What this tool does not do

It doesn’t upload anywhere. Merging happens in-browser. If you’re behind strict egress firewalls (e.g., government or corporate networks), this still works — no network access needed after the initial page load.

It doesn’t edit page contents. If you need to add watermarks, redact text, or annotate, use a PDF editor. This tool only combines files. For other structural edits, the PDF page deleter removes pages and the PDF rotator flips them 90°/180°/270°.

It doesn’t handle password-protected PDFs without the password. Encrypted PDFs trigger a parse error rather than silently strip encryption. For encrypted files, decrypt them with a dedicated tool first.

It doesn’t compress the merged output. If your inputs are large, the output will be roughly the sum of their sizes. For compression, use a dedicated PDF compressor after merging.

It doesn’t split PDFs. That’s the opposite operation. See the PDF splitter in the same category.
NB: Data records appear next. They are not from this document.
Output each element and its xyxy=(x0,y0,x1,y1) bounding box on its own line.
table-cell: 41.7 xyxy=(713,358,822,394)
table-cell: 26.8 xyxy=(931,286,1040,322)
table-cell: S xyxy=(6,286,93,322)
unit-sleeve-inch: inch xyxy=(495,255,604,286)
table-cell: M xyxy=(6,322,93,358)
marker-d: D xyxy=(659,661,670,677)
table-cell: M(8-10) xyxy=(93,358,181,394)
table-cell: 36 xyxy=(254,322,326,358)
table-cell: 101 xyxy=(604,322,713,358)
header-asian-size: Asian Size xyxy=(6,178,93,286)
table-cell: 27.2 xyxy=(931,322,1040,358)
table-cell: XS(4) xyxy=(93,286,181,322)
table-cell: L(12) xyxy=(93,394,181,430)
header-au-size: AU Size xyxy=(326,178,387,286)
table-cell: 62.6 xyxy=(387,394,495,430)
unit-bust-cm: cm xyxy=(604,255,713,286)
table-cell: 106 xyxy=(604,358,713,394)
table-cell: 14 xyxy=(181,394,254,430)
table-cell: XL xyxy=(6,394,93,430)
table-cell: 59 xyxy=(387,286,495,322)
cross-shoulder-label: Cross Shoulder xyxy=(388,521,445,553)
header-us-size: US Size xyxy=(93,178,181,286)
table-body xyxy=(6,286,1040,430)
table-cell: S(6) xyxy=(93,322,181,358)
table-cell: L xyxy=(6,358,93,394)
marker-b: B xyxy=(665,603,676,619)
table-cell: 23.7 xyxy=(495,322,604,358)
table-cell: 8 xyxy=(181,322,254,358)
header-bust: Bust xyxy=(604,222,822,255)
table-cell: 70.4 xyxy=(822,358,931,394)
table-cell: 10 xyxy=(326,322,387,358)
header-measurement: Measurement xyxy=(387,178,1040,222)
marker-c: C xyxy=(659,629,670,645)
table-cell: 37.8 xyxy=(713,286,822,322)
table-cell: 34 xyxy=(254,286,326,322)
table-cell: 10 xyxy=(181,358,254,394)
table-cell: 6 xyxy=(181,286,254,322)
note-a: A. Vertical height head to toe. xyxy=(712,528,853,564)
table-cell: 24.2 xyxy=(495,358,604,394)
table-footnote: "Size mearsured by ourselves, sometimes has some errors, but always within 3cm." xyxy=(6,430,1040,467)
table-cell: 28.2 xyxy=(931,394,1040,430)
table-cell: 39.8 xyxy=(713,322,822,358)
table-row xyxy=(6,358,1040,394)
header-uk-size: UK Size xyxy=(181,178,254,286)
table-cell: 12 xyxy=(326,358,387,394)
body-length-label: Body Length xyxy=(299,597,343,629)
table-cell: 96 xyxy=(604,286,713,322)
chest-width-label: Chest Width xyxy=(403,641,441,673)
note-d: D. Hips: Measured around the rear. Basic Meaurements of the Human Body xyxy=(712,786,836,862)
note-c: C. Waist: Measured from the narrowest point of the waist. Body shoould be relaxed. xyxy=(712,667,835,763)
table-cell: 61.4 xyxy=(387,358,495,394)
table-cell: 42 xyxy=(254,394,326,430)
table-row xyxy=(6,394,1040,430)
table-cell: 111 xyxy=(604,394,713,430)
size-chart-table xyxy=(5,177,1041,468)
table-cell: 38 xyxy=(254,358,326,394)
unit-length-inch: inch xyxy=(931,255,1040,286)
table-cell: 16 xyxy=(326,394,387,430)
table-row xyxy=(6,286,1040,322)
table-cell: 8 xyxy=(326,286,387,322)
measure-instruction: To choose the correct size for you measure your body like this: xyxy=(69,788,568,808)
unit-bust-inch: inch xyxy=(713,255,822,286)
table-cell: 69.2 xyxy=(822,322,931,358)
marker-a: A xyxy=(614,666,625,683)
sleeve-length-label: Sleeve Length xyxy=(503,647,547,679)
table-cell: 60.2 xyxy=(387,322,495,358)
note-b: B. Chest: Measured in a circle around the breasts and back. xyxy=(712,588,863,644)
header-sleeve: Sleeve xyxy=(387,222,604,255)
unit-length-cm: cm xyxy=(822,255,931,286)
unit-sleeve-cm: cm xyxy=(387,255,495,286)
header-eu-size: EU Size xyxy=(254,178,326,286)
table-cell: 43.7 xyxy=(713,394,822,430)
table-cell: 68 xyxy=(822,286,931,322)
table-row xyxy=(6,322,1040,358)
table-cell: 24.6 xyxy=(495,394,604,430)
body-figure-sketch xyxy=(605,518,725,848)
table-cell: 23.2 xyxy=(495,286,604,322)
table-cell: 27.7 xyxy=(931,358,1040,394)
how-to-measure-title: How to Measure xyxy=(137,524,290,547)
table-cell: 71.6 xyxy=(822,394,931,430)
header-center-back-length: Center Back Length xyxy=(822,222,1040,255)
Frequently asked questions

Are my PDFs uploaded anywhere?

No. The entire merge happens locally in your browser using pdf-lib, a JavaScript library that runs client-side. Your files never leave your device — no upload, no server, no telemetry. Network activity after the initial page load is limited to downloading the pdf-lib bundle itself (about 400 KB, cached after first use). You can verify this in your browser's devtools Network panel: nothing goes out when you click Merge.

Why does the first merge take a moment?

Because the pdf-lib library is loaded lazily on your first click — it's not in the initial page bundle (that would hurt load time for people who only read the page without merging). The first merge downloads ~400 KB of library code, which takes ~1 second on a typical connection. After that, it's cached and subsequent merges are essentially instant. The trade-off keeps the page fast for casual readers while still giving full functionality to users who actually merge.

Can I reorder files?

Yes. Each file has up/down arrows to move it within the list. The merged output follows the list order from top to bottom. You can also remove files with the × button. If you drag a new file onto the drop zone while you already have files loaded, the new file is added to the end of the list.
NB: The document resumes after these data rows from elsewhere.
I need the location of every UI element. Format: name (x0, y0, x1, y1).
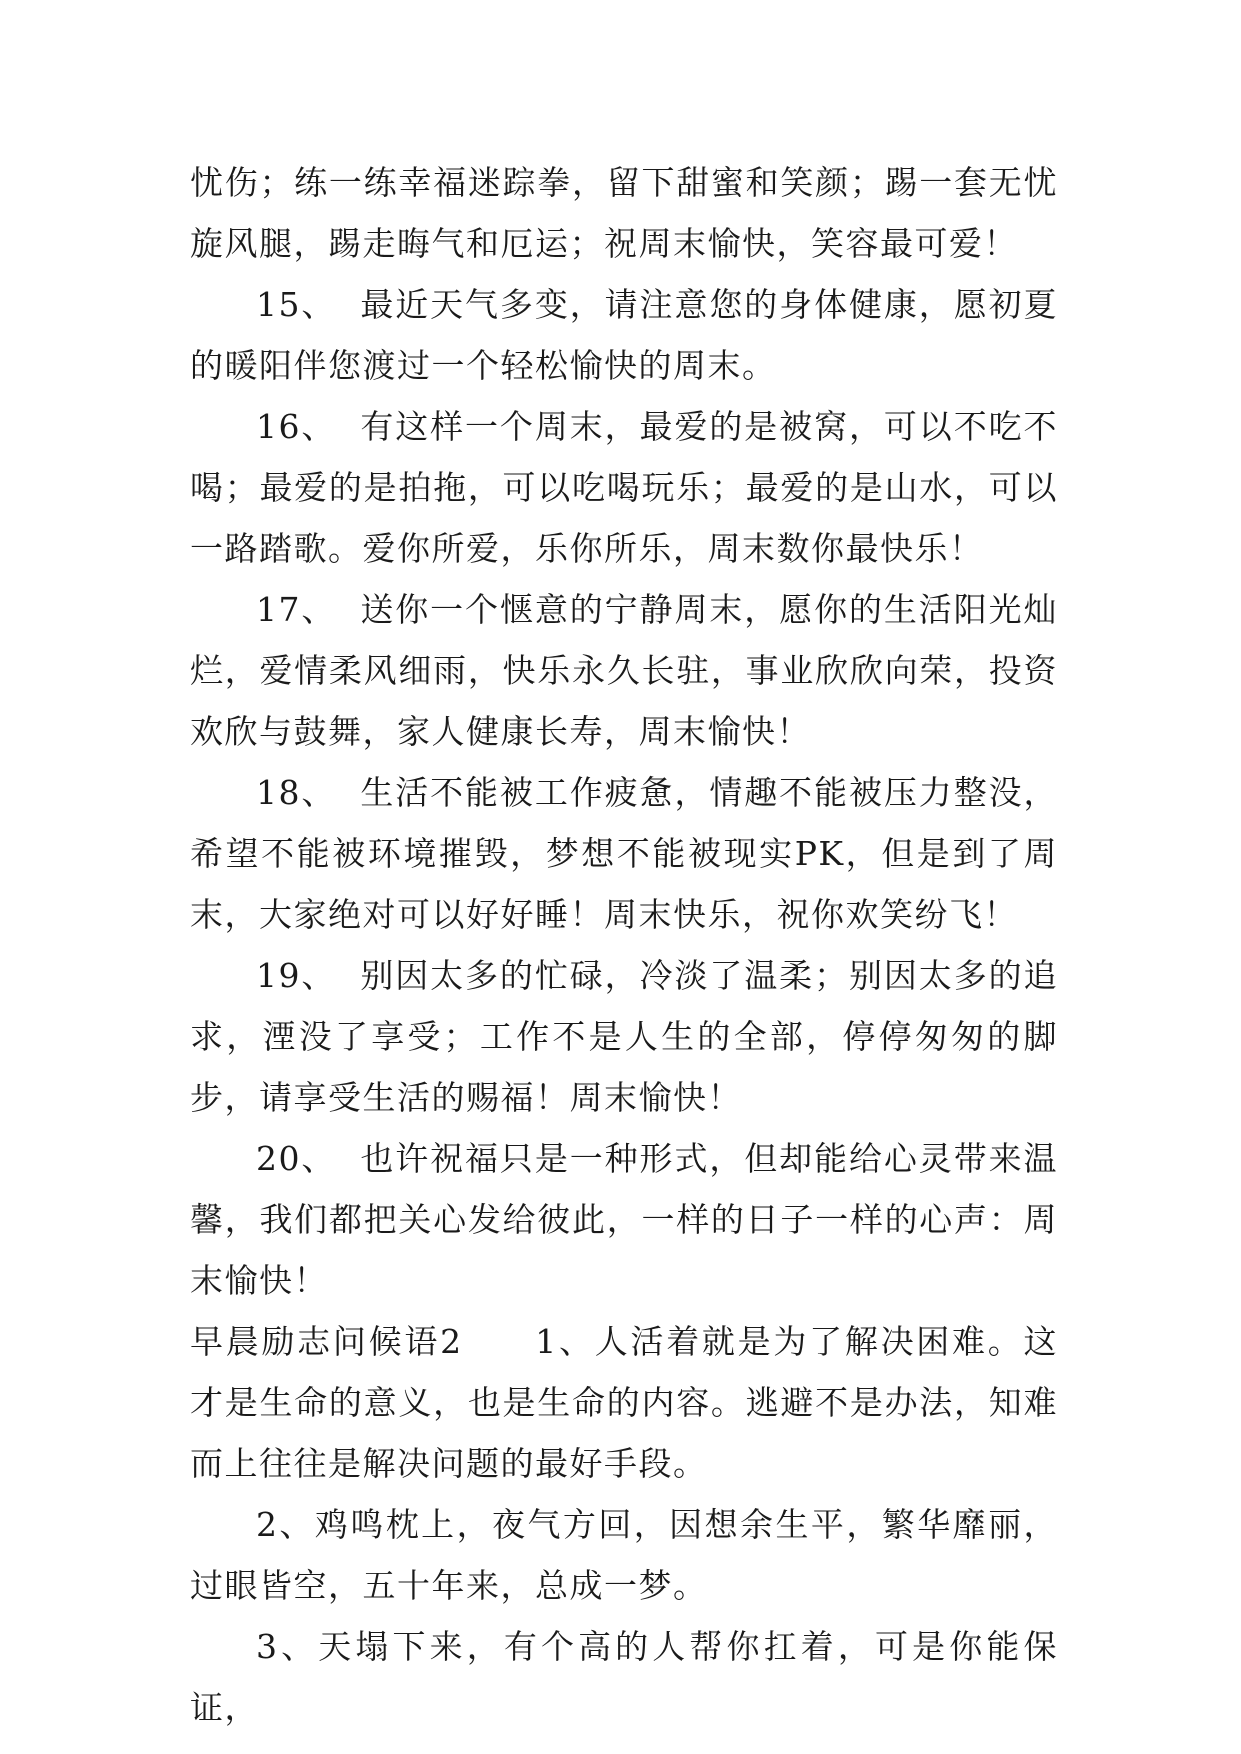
paragraph-text: 最近天气多变，请注意您的身体健康，愿初夏的暖阳伴您渡过一个轻松愉快的周末。 (190, 285, 1059, 385)
item-number: 18、 (256, 773, 337, 812)
paragraph-item-16 (190, 396, 1058, 579)
item-number: 15、 (256, 285, 337, 324)
paragraph-text: 也许祝福只是一种形式，但却能给心灵带来温馨，我们都把关心发给彼此，一样的日子一样的心声：周末愉快！ (190, 1139, 1059, 1300)
paragraph-text: 忧伤；练一练幸福迷踪拳，留下甜蜜和笑颜；踢一套无忧旋风腿，踢走晦气和厄运；祝周末愉快，笑容最可爱！ (190, 163, 1058, 263)
paragraph-text: 有这样一个周末，最爱的是被窝，可以不吃不喝；最爱的是拍拖，可以吃喝玩乐；最爱的是山水，可以一路踏歌。爱你所爱，乐你所乐，周末数你最快乐！ (190, 407, 1059, 568)
paragraph-text: 2、鸡鸣枕上，夜气方回，因想余生平，繁华靡丽，过眼皆空，五十年来，总成一梦。 (190, 1505, 1058, 1605)
item-number: 19、 (256, 956, 337, 995)
paragraph-item-20 (190, 1128, 1058, 1311)
paragraph-text: 送你一个惬意的宁静周末，愿你的生活阳光灿烂，爱情柔风细雨，快乐永久长驻，事业欣欣向荣，投资欢欣与鼓舞，家人健康长寿，周末愉快！ (190, 590, 1059, 751)
item-number: 17、 (256, 590, 337, 629)
paragraph-continuation (190, 152, 1058, 274)
item-number: 20、 (256, 1139, 337, 1178)
document-body (190, 152, 1058, 1738)
item-number: 16、 (256, 407, 337, 446)
paragraph-text: 生活不能被工作疲惫，情趣不能被压力整没，希望不能被环境摧毁，梦想不能被现实PK，但是到了周末，大家绝对可以好好睡！周末快乐，祝你欢笑纷飞！ (190, 773, 1059, 934)
paragraph-text: 别因太多的忙碌，冷淡了温柔；别因太多的追求，湮没了享受；工作不是人生的全部，停停匆匆的脚步，请享受生活的赐福！周末愉快！ (190, 956, 1059, 1117)
section-heading-paragraph (190, 1311, 1058, 1494)
paragraph-item-2 (190, 1494, 1058, 1616)
paragraph-item-17 (190, 579, 1058, 762)
paragraph-item-18 (190, 762, 1058, 945)
paragraph-item-19 (190, 945, 1058, 1128)
paragraph-item-3 (190, 1616, 1058, 1738)
paragraph-text: 早晨励志问候语2 1、人活着就是为了解决困难。这才是生命的意义，也是生命的内容。逃避不是办法，知难而上往往是解决问题的最好手段。 (190, 1322, 1058, 1483)
paragraph-text: 3、天塌下来，有个高的人帮你扛着，可是你能保证， (190, 1627, 1058, 1727)
paragraph-item-15 (190, 274, 1058, 396)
How large can the files be?

In principle limited only by your browser's memory. In practice, merging files totalling more than a few hundred MB can slow down or crash the tab — especially on older devices. For very large document sets (scanned archives, multi-hundred-page books) a desktop tool like pdftk or qpdf will be faster and more reliable. For the common case (resume + cover letter, meeting handouts, chapter PDFs) the browser handles it in milliseconds.

Does it preserve form fields, bookmarks, and links?

Most things, yes. pdf-lib preserves page content, embedded fonts, images, annotations, and most link annotations. Forms and bookmarks are copied when possible but may be lost in edge cases — if you depend on those, verify the output. Encrypted PDFs can't be merged without the password (the tool throws an error rather than silently strip security).